En réponse, M. Olivier Kaeppelin a apporté les précisions suivantes :
- le réseau des écoles d'art est atypique car il réunit quarante-huit écoles territoriales, essentiellement municipales, et dix écoles nationales ; l'ensemble de ces écoles partagent néanmoins le même niveau d'excellence et leurs résultats sont semblables : 75 % des diplômés trouvent un emploi correspondant à leur formation à la sortie de l'école ;
- le ministère de la culture a souhaité demander la reconnaissance de l'ensemble du réseau dans le cadre du processus d'harmonisation européenne dit de Bologne, ce qui rend toutefois nécessaires certaines évolutions de ce réseau ; un précédent projet de réforme, consistant en la mise en place de vingt-deux pôles, avait échoué en raison de l'opposition des élus locaux, attachés au maintien des écoles sur leur territoire ; une mission d'inspection, conduite en avril 2008, a conclu à la nécessité d'aboutir à une rationalisation et à une mise en synergie de l'offre de formation, en accord avec les élus ; une circulaire a été adressée aux directeurs régionaux des affaires culturelles (DRAC) à cet effet, afin qu'ils engagent une réflexion associant les élus ;
- certaines régions seraient prêtes à assumer une part de responsabilité à l'égard des écoles d'art, alors que d'autres estiment que cela ne relève pas de leur compétence ;
- un groupe de travail a été mis en place pour trouver une solution aux difficultés rencontrées par l'école d'art de Rueil-Malmaison ;
- afin de permettre aux écoles d'art d'être habilitées à délivrer des diplômes correspondant au grade de master, leur transformation en EPCC est préconisée ; toutefois, s'il a écarté la mise en place du groupement d'intérêt public (GIP), le ministère de l'enseignement supérieur ne s'est toujours pas prononcé sur cette solution ;
- la constitution d'EPCC de réseaux permettrait de rechercher une complémentarité de l'offre de formation au niveau régional ;
- la procédure d'habilitation des écoles à délivrer des diplômes au grade de master se fera école par école et devrait s'étaler sur un an environ ; cet exercice deviendra récurrent dans la mesure où cette habilitation est délivrée pour quatre ans ;
- la revalorisation du statut des enseignants des écoles territoriales a été approuvée en février 2008 par le Conseil supérieur de la fonction publique territoriale ; l'Etat devrait prendre en charge une partie du coût de cette réforme, dès lors qu'elle sera approuvée par les collectivités territoriales ; un groupe de travail a été mis en place pour en évaluer l'impact budgétaire.

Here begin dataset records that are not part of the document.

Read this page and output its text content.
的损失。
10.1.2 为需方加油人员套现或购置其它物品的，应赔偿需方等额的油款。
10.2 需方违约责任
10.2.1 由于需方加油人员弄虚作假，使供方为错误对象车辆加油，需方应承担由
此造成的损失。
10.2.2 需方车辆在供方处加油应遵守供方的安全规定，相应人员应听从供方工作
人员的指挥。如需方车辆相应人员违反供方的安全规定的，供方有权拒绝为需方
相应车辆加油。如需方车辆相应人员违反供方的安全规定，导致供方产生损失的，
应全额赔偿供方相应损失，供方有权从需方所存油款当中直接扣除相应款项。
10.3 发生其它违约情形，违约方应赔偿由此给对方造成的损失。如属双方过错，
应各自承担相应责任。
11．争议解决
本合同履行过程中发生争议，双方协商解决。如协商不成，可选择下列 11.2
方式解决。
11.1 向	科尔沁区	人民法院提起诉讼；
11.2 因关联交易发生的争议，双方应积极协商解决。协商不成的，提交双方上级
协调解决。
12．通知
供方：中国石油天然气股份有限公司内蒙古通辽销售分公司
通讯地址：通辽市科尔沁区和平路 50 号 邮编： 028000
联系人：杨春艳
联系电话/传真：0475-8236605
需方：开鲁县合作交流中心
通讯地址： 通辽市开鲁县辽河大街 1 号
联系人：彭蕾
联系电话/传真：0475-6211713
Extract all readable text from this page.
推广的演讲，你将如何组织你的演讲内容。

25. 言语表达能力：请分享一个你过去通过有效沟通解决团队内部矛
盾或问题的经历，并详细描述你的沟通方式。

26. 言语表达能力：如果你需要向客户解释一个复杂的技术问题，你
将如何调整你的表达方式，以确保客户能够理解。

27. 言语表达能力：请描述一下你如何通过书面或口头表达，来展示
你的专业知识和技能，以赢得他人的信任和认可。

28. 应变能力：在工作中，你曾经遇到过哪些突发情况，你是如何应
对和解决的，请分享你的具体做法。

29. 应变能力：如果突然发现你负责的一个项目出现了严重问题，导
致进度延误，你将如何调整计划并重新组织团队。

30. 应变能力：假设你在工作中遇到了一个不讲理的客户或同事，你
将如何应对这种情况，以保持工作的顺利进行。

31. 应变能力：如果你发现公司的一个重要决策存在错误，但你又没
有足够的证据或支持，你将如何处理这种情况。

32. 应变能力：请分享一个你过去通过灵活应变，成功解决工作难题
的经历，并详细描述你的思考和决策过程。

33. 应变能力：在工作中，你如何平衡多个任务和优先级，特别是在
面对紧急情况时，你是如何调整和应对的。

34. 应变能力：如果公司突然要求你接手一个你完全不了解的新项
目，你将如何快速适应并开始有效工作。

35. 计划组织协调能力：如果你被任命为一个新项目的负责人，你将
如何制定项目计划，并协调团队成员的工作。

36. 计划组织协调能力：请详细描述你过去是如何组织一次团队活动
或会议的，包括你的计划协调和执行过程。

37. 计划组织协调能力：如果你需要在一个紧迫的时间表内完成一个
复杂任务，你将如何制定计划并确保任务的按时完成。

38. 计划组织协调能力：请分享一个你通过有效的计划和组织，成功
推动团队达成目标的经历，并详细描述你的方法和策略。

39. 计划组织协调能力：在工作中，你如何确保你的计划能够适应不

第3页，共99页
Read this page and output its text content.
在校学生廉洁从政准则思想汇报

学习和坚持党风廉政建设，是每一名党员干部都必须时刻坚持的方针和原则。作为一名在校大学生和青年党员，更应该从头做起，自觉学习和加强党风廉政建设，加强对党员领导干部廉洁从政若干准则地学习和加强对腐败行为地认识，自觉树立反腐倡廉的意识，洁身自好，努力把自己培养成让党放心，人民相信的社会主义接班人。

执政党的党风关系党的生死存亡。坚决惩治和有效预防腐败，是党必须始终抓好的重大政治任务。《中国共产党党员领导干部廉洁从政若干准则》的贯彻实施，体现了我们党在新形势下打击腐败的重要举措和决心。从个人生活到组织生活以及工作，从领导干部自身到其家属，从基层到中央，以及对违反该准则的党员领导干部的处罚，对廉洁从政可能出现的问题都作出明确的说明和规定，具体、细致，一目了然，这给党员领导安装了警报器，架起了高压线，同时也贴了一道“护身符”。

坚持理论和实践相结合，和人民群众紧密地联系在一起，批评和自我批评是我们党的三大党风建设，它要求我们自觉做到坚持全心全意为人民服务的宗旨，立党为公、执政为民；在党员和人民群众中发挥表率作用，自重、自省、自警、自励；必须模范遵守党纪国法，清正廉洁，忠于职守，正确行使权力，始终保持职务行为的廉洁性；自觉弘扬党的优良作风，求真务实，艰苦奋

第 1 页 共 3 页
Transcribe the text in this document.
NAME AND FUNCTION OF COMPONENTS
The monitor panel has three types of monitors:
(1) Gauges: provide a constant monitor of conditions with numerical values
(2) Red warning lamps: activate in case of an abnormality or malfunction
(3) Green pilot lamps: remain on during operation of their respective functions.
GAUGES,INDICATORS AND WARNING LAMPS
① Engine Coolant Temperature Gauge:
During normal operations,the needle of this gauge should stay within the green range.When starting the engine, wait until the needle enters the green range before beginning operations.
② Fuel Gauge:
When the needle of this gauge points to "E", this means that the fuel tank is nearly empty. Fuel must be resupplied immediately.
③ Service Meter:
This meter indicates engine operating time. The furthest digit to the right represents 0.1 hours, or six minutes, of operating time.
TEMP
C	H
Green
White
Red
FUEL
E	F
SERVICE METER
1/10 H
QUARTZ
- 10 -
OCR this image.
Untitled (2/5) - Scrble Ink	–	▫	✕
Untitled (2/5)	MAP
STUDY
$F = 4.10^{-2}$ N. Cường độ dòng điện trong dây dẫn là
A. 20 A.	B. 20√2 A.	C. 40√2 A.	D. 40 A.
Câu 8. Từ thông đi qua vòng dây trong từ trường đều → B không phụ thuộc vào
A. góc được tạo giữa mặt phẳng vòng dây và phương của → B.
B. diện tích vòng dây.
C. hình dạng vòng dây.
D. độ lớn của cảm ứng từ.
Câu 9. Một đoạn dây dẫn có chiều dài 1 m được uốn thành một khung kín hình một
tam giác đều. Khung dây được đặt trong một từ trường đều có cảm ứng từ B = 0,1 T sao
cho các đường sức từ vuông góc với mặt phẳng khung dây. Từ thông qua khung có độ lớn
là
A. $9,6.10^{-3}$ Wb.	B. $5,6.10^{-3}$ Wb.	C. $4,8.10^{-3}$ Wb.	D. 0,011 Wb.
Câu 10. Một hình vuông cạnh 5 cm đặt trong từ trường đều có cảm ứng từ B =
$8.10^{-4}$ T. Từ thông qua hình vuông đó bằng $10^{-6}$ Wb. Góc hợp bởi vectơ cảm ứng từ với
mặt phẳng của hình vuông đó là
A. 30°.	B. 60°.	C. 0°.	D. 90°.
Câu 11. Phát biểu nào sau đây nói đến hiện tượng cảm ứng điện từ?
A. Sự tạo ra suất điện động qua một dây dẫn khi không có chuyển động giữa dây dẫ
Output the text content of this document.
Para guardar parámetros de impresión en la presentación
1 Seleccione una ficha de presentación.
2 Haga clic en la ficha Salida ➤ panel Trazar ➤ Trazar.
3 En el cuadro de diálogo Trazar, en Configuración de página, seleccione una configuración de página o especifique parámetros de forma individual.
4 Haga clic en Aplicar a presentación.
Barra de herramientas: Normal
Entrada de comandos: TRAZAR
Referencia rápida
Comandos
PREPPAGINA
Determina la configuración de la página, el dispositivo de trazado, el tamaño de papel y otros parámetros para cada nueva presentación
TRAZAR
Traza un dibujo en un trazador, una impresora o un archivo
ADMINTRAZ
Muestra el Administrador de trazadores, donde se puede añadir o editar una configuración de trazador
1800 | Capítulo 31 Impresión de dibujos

Mme Nicole Phoyu-Yedid, inspecteur général à la mission permanente d'inspection, de conseil et d'évaluation de l'enseignement artistique, a précisé que ce coût devrait être inférieur à trois millions d'euros. Puis elle a indiqué que l'habilitation des écoles à délivrer des diplômes au grade de master se ferait par vagues successives. L'objectif est qu'une douzaine d'écoles soient habilitées à la rentrée 2009.
En conclusion, M. Jacques Legendre, président, a indiqué que la commission des affaires culturelles se montrerait attentive à ces évolutions, et veillerait notamment à ce qu'elles ne suscitent pas des incompréhensions. Rappelant s'être mobilisé, il y a quelques années, pour défendre l'école d'art de Cambrai, il a reconnu, cependant, que le financement quasi exclusif de ces écoles par les communes préoccupait les maires.